Electronic – Questions regarding BJT saturation for a circuit

Anti-saturation diodes are connected in parallel to the C-B-diode of the transistor that is to be kept from saturation. You are doing this correctly at the npn (anode at base and cathode at collector), and it should be done exactly the same way at the pnp, just that the diode is the other way round in this transistor: cathode at base, anode at collector.

I am not really sure how you chose your base resistors. I assume you have a supply voltage of 5 V and a rectangular base drive signal (0 V, 5 V). I would suggest you use identical values for both base resistors. With 5 k\$\Omega\$, it is likely that the high value of the base resistor does more harm than an anti-sat-diode would do good. Something in the range of 200...500 \$\Omega\$ for each resistor seems better to me.
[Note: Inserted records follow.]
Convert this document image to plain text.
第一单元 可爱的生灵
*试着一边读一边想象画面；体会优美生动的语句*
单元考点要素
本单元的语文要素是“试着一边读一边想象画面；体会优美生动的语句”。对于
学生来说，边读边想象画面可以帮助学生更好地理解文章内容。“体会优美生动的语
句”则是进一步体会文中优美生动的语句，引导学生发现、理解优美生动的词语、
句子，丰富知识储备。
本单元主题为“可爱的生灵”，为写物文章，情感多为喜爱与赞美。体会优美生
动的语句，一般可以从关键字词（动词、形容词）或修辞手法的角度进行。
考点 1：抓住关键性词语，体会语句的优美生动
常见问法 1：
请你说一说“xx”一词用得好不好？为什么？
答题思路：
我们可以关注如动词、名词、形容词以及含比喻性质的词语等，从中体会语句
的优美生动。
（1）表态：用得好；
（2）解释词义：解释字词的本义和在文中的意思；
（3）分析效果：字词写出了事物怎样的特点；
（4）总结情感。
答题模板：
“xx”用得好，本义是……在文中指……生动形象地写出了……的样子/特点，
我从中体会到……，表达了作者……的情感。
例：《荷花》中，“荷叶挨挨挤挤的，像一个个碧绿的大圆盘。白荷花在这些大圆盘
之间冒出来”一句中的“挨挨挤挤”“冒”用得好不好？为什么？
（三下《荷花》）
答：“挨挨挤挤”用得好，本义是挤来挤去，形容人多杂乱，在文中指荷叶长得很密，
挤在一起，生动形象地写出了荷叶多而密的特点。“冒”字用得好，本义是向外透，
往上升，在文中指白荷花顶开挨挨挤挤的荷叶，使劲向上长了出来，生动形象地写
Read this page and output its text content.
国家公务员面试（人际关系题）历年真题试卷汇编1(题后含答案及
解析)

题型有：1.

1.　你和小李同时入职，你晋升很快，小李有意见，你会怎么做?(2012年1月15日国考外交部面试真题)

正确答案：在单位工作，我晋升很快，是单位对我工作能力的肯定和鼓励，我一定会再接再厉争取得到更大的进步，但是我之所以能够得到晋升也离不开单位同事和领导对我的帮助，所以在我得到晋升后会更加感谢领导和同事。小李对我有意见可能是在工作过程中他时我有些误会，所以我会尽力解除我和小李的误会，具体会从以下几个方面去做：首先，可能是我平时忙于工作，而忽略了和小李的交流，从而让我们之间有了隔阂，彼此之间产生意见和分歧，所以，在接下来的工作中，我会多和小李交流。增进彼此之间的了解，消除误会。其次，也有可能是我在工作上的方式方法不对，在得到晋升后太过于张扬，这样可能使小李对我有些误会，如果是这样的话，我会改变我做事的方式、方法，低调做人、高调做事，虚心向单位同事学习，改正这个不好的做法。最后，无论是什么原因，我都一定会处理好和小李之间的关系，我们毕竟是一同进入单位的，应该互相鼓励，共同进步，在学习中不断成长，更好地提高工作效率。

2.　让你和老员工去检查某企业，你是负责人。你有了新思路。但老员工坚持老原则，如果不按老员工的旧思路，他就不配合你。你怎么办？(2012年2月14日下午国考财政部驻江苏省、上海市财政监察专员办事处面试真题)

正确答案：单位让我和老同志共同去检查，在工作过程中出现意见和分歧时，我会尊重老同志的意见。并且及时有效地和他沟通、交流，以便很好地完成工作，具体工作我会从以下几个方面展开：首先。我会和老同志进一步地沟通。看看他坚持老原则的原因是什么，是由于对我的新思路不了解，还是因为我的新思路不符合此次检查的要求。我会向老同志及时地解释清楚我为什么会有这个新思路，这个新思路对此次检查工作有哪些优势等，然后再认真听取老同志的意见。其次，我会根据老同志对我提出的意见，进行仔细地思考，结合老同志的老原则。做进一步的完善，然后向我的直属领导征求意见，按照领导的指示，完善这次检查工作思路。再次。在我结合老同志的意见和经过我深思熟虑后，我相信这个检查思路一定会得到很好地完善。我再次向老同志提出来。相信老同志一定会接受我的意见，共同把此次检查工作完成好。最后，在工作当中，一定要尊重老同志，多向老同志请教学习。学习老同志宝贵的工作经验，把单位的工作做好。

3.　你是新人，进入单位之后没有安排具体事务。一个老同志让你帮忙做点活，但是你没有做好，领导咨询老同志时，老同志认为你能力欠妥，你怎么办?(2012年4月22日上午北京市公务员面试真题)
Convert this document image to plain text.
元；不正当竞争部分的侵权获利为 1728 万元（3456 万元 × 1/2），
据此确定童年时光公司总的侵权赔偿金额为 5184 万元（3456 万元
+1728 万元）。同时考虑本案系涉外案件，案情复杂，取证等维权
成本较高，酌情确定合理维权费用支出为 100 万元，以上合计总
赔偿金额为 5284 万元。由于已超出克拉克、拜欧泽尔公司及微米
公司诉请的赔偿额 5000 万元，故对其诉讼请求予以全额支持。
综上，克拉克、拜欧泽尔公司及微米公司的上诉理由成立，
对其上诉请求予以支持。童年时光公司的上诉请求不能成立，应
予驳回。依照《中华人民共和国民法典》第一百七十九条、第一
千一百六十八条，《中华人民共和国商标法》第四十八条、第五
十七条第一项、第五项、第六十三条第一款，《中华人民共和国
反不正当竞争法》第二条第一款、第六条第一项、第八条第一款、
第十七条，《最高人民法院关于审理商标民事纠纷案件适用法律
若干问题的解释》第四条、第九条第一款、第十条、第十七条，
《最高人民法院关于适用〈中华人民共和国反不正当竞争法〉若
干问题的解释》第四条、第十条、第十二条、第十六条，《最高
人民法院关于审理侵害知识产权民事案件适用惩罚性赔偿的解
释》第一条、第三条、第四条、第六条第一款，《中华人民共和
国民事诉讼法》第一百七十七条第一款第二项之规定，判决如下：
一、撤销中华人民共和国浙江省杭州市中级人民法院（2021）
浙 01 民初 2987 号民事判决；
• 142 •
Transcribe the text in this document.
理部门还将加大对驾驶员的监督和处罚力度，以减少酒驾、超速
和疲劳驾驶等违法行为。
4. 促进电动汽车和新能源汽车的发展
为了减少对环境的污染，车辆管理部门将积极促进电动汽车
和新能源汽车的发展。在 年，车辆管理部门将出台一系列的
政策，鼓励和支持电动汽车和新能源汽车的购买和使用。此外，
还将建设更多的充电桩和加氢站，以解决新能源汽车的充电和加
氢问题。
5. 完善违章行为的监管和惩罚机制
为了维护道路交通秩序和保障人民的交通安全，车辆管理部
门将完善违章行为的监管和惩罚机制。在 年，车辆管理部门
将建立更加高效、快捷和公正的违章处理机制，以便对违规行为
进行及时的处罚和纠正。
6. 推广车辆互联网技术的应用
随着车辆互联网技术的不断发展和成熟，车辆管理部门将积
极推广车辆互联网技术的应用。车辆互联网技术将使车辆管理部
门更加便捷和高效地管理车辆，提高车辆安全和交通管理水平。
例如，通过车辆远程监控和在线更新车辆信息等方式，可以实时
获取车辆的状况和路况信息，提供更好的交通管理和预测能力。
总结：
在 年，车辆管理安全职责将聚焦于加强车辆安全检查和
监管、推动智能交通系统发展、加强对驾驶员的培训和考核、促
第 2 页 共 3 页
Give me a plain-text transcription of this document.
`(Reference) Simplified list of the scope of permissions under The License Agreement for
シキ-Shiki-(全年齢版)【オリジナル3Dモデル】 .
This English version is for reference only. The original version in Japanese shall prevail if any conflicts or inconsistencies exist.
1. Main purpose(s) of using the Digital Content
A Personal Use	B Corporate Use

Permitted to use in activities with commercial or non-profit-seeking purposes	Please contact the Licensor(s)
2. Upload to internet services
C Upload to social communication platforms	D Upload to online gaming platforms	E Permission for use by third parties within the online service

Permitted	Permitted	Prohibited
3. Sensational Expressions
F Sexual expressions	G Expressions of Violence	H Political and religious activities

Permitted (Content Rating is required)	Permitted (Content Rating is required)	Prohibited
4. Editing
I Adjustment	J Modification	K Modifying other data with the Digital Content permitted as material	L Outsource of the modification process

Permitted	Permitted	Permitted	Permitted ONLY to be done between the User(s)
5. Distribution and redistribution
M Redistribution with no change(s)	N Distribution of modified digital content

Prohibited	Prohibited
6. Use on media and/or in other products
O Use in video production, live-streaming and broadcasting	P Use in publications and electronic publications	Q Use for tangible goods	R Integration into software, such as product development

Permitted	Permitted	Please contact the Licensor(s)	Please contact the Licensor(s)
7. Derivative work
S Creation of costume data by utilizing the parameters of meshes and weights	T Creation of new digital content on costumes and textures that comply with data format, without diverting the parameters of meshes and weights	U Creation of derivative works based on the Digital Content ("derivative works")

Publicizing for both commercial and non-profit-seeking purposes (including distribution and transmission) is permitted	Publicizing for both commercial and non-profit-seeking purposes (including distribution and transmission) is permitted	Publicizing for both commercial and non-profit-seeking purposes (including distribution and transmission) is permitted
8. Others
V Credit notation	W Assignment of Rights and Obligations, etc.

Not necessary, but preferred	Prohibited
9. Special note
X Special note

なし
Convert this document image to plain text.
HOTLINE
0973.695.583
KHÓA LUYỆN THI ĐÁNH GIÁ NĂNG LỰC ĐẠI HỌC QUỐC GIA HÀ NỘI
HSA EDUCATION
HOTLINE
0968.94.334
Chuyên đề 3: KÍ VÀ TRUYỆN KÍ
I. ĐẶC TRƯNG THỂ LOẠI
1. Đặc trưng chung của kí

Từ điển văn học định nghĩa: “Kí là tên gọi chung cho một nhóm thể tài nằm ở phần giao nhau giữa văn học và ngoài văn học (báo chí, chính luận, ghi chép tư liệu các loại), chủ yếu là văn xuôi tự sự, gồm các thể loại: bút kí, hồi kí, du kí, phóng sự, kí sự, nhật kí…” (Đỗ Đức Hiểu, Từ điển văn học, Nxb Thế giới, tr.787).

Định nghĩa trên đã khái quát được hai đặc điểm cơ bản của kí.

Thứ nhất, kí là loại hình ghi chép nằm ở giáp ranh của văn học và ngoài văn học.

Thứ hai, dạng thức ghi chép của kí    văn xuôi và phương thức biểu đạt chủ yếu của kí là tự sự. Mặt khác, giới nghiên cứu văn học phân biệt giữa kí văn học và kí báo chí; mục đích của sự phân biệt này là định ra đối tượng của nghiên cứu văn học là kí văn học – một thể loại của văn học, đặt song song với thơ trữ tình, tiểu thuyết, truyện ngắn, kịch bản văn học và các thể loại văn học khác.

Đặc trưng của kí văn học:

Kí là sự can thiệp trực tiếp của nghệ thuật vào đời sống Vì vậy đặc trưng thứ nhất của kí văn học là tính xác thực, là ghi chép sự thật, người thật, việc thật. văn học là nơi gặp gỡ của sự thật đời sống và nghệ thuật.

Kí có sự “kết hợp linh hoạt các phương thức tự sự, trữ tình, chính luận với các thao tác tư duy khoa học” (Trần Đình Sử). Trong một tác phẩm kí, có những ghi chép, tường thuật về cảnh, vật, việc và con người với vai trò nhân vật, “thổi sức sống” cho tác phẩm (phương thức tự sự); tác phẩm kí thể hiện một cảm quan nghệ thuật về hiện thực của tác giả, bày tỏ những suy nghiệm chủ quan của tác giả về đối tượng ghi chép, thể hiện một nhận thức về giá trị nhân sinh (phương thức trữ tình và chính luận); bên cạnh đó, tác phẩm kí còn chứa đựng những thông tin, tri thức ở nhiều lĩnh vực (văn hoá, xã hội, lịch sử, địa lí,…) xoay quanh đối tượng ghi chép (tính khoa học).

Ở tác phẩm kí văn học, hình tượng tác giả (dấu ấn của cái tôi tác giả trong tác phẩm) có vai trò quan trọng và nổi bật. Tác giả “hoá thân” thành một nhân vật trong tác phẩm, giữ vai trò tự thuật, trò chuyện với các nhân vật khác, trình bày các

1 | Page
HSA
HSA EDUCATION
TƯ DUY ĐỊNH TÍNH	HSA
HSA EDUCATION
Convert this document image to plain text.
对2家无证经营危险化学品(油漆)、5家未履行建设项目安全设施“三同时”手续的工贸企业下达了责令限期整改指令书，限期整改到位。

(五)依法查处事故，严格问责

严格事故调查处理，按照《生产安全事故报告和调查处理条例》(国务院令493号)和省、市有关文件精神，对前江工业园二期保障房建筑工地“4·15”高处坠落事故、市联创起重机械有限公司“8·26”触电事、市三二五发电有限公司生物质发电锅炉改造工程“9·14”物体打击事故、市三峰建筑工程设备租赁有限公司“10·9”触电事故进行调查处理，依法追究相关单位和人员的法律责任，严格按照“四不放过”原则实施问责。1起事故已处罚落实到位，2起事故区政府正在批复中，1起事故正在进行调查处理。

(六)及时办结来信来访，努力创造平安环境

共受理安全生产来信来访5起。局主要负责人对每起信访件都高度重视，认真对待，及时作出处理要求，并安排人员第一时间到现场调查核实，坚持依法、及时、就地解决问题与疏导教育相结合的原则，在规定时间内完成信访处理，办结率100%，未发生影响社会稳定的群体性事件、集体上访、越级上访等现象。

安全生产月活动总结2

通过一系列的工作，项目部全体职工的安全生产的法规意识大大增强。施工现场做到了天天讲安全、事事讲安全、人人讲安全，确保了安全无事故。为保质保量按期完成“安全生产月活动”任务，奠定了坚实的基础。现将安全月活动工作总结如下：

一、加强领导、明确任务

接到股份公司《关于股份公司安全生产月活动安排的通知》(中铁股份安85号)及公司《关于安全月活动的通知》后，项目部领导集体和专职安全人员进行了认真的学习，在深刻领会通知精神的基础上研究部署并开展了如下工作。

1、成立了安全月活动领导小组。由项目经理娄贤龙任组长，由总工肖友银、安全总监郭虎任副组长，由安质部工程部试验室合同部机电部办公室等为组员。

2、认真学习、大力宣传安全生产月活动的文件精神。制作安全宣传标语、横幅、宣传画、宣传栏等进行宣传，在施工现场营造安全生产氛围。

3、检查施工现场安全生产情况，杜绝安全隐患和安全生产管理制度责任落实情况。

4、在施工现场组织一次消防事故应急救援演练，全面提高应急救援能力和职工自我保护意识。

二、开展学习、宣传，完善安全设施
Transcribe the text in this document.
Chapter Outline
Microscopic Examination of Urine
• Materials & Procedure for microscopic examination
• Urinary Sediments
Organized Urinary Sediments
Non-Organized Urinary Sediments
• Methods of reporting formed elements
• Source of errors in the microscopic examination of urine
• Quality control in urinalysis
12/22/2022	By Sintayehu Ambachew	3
If you want to push the speed even further, you can try paralleling the base resistors with small (approx. 22 pF) capacitors. The trick about finding the right value for the capacitor would be to make it somewhat equal to the effective capacitance at the base, thus forming a 1:1 voltage divider for the high frequency part of the rising or falling voltage edge.

Edit #1:

Here is the schematic I used to check with LT Spice. The input signal (rectangular, 0 V and 5 V) is fed into three similar BJT inverters, each using a complementary BC847 and BC857 pair. The one on the left has no special tricks to speed it up, the one in the middle uses Schottky diodes for anti-saturation and the one on the right also features a high-speed bypass along each base resistor (22 pF). The output of each stage has an identical load of 20 pF, which is a typical value for some trace capacitance and a subsequent input.

The traces show the input signal (yellow), the slow response of the circuit on the left (blue), the response with anti-saturation diodes (red) and the response of the circuit that also uses capacitors (green).

You can clearly see how the propagation delay gets less and less. The cursors are set at 50 % of the input signal and at 50 % of the fastest circuit's output and indicate a very small difference of 3 ns only. If I find the time, I might also hack the circuit and add real scope pictures. Careful layout will definitely be necessary to achieve sub-10 ns delay times in reality.

Edit #2:

The breadboard works nicely and shows a delay of < 10 ns on my 150 MHz scope. Pictures will follow later this week. Had to use my good probes, because the cheapo ones showed not much more than ringing...

Edit #3:

Ok, here's the breadboard:

A 1 MHz square wave with 5 V (pkpk) enters the board from the left through the BNC connector and gets terminated into 50 \$\Omega\$ (two paralleled 100 \$\Omega\$ resistors, upper one hidden by probe). Base resistors are 470 \$\Omega\$, capacitors are 30 pF, Schottky diodes are BAT85, transistors are BC548/BC558. The supply is bypassed with 100 nF (ceramic) and a small electrolytic capacitor (10 \$\mu\$F).

The first screenshot shows the input and output waveforms at 100 ns/div and with 2 V/div for both traces. (Scope is a Tektronix 454A.)

The second and third screenshot show the transitions from low to high and from high to low at the input with 2 ns/div (20 ns time base with additional 10 x horizontal magnification). The traces are now centered vertically on the screen for an easier display of the propagation delay with 1 V/div. The symmetry is very good and shows a difference of < 4 ns between input and output.

I would argue that we can actually trust the simulated results.

The rise and fall times are very likely faster in reality and just limited by the scope's rise time, but I can think of no reason why the delay between the two signals should not be displayed correctly.

There is one thing to pay attention to: With every low-to-high and high-to-low transition, the two transistors tend to cross-conduct very briefly. At higher frequencies of the input signal (approx. > 2 MHz), the inverter circuit starts to take a lot of current and does weird things...

It is possible. Consider the figure below.

The collector current at saturation will be $$I_{Csat} = \frac{V_{CC}-V_{CEsat}}{R_C} \approx \frac{V_{CC}}{R_C}$$

The base current is given by, $$I_B = \frac{V_{CC} - V_{BE}}{R_B} \approx \frac{V_{CC}}{R_B}$$

So it is clear that the currents at saturation are entirely decided by the resistors and hence base current can be greater than the collector current at saturation.